The empty spot in my life that is being filled may be happiness or contentment or balance or being a complete person not closing off part of myself. I doubt it has had much to do with sexual relations for many years in my life.

lisagurl
07-11-2015, 07:30 AM
my aunt dressed me up as a girl when i was a kid, and since then i have always wanted to be a girl, and alot of it has to do with being alone alot of my life....

Traceyjo
07-11-2015, 08:21 AM
Before I started crossdressing there was certainly something missing from my life but I didn't know that it was. When I discovered the joy, exhilaration, excitement and satisfaction that came from exploring my female side, I realised that I had spent many years of my adult life not knowing that this source of pleasure for me existed.
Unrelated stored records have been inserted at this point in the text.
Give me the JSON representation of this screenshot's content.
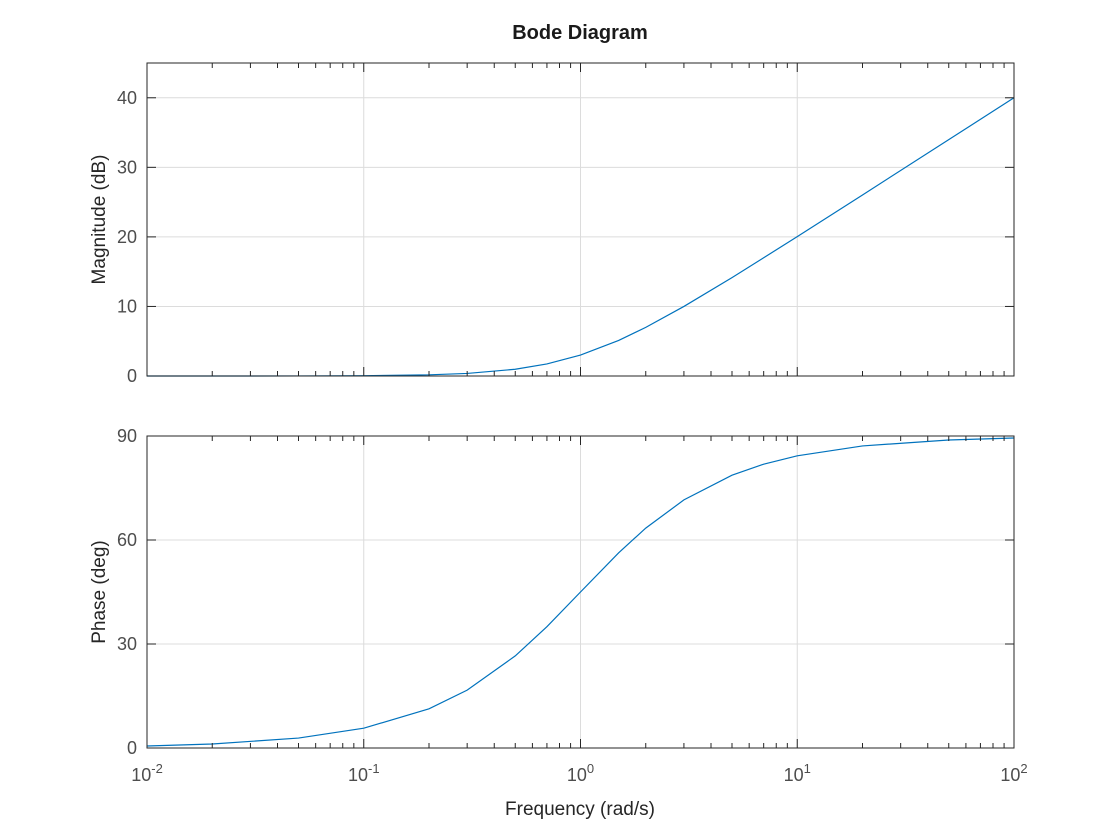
{
  "chart_data": {
    "type": "line",
    "title": "Bode Diagram",
    "xlabel": "Frequency (rad/s)",
    "xscale": "log",
    "xlim": [
      0.01,
      100
    ],
    "x_tick_labels": [
      {
        "base": "10",
        "exp": "-2"
      },
      {
        "base": "10",
        "exp": "-1"
      },
      {
        "base": "10",
        "exp": "0"
      },
      {
        "base": "10",
        "exp": "1"
      },
      {
        "base": "10",
        "exp": "2"
      }
    ],
    "grid": true,
    "line_color": "#0072BD",
    "subplots": [
      {
        "name": "magnitude",
        "ylabel": "Magnitude (dB)",
        "ylim": [
          0,
          45
        ],
        "yticks": [
          0,
          10,
          20,
          30,
          40
        ],
        "series": [
          {
            "x": [
              0.01,
              0.02,
              0.05,
              0.1,
              0.2,
              0.3,
              0.5,
              0.7,
              1,
              1.5,
              2,
              3,
              5,
              7,
              10,
              20,
              50,
              100
            ],
            "values": [
              0.0,
              0.0,
              0.01,
              0.04,
              0.17,
              0.37,
              0.97,
              1.73,
              3.01,
              5.12,
              6.99,
              10.0,
              14.15,
              17.0,
              20.04,
              26.03,
              33.98,
              40.0
            ]
          }
        ]
      },
      {
        "name": "phase",
        "ylabel": "Phase (deg)",
        "ylim": [
          0,
          90
        ],
        "yticks": [
          0,
          30,
          60,
          90
        ],
        "series": [
          {
            "x": [
              0.01,
              0.02,
              0.05,
              0.1,
              0.2,
              0.3,
              0.5,
              0.7,
              1,
              1.5,
              2,
              3,
              5,
              7,
              10,
              20,
              50,
              100
            ],
            "values": [
              0.57,
              1.15,
              2.86,
              5.71,
              11.31,
              16.7,
              26.57,
              34.99,
              45.0,
              56.31,
              63.43,
              71.57,
              78.69,
              81.87,
              84.29,
              87.14,
              88.85,
              89.43
            ]
          }
        ]
      }
    ]
  }
}
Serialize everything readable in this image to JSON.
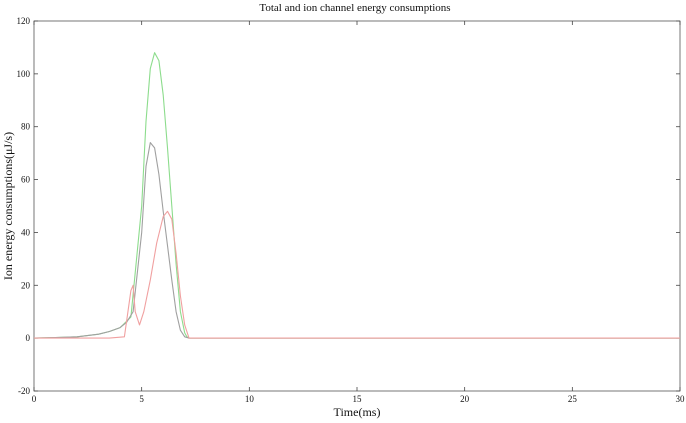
{
  "chart_data": {
    "type": "line",
    "title": "Total and ion channel energy consumptions",
    "xlabel": "Time(ms)",
    "ylabel": "Ion energy consumptions(μJ/s)",
    "xlim": [
      0,
      30
    ],
    "ylim": [
      -20,
      120
    ],
    "xticks": [
      0,
      5,
      10,
      15,
      20,
      25,
      30
    ],
    "yticks": [
      -20,
      0,
      20,
      40,
      60,
      80,
      100,
      120
    ],
    "grid": false,
    "series": [
      {
        "color": "#8cdc8c",
        "x": [
          0,
          1,
          2,
          3,
          3.5,
          4,
          4.5,
          5,
          5.2,
          5.4,
          5.6,
          5.8,
          6,
          6.2,
          6.4,
          6.6,
          6.8,
          7,
          7.1,
          7.2,
          8,
          30
        ],
        "y": [
          0,
          0.2,
          0.5,
          1.5,
          2.5,
          4,
          8,
          50,
          82,
          102,
          108,
          105,
          92,
          72,
          50,
          28,
          10,
          2,
          0.5,
          0,
          0,
          0
        ]
      },
      {
        "color": "#a0a0a0",
        "x": [
          0,
          1,
          2,
          3,
          3.5,
          4,
          4.3,
          4.6,
          5,
          5.2,
          5.4,
          5.6,
          5.8,
          6,
          6.2,
          6.4,
          6.6,
          6.8,
          7,
          7.2,
          8,
          30
        ],
        "y": [
          0,
          0.2,
          0.5,
          1.5,
          2.5,
          4,
          6,
          10,
          40,
          65,
          74,
          72,
          62,
          48,
          35,
          22,
          10,
          3,
          0.5,
          0,
          0,
          0
        ]
      },
      {
        "color": "#f0a0a0",
        "x": [
          0,
          3.5,
          4.2,
          4.5,
          4.6,
          4.7,
          4.9,
          5.1,
          5.4,
          5.7,
          6,
          6.2,
          6.4,
          6.6,
          6.8,
          7,
          7.2,
          8,
          30
        ],
        "y": [
          0,
          0,
          0.5,
          18,
          20,
          10,
          5,
          10,
          22,
          36,
          46,
          48,
          45,
          32,
          16,
          5,
          0,
          0,
          0
        ]
      }
    ]
  }
}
I often think of the enjoyment I missed out on in those previous years. I do feel however that when the excitement and frequency of marital sex declined, the desire for an optional outlet for sexual pleasure probably did stimulate me look for ways to satisfy my still strong urges and led to trying on some lingerie. From that instant there was no looking back

Vikky
07-11-2015, 02:17 PM
Hi Folks

My circumstances are similar to Jennifer H. I am semi retired, active CDer for a couple of years, but a keen interest for many years but did not progress it as it seemed 'wrong'. I am very busy at home and with outside interests, but my CDing is getting more pressing. I am DADT at present but hope to expand my dressing in the months ahead. I don't see CDing replacing something else that is missing. Its just very pleasant and so nice to wear confining and soft clothes.

Vikky

Dana44
07-11-2015, 02:32 PM
Lacy, ah, I'm older and my libido is strong. I do not think it is something else we are missing. It seems to take a lot of effort to be girly. So, making one male side fem takes work, and if you go out it takes a couple hours to get the makeup right, etc. I do know it keeps me from doing work that needs to get done sometimes, and yes the time is better for this as we get older. But it is not an empty spot.

Wandacdmn
07-16-2015, 07:31 PM
This is a very interesting question that I think we should ask ourselves. One big reason I dress is that I have a feminine body. I have tried to be masculine all my life and have resented my thin feminine frame. When I discovered dressing and that this brought out my good features - I became excited and I kept wanting to do it more and more.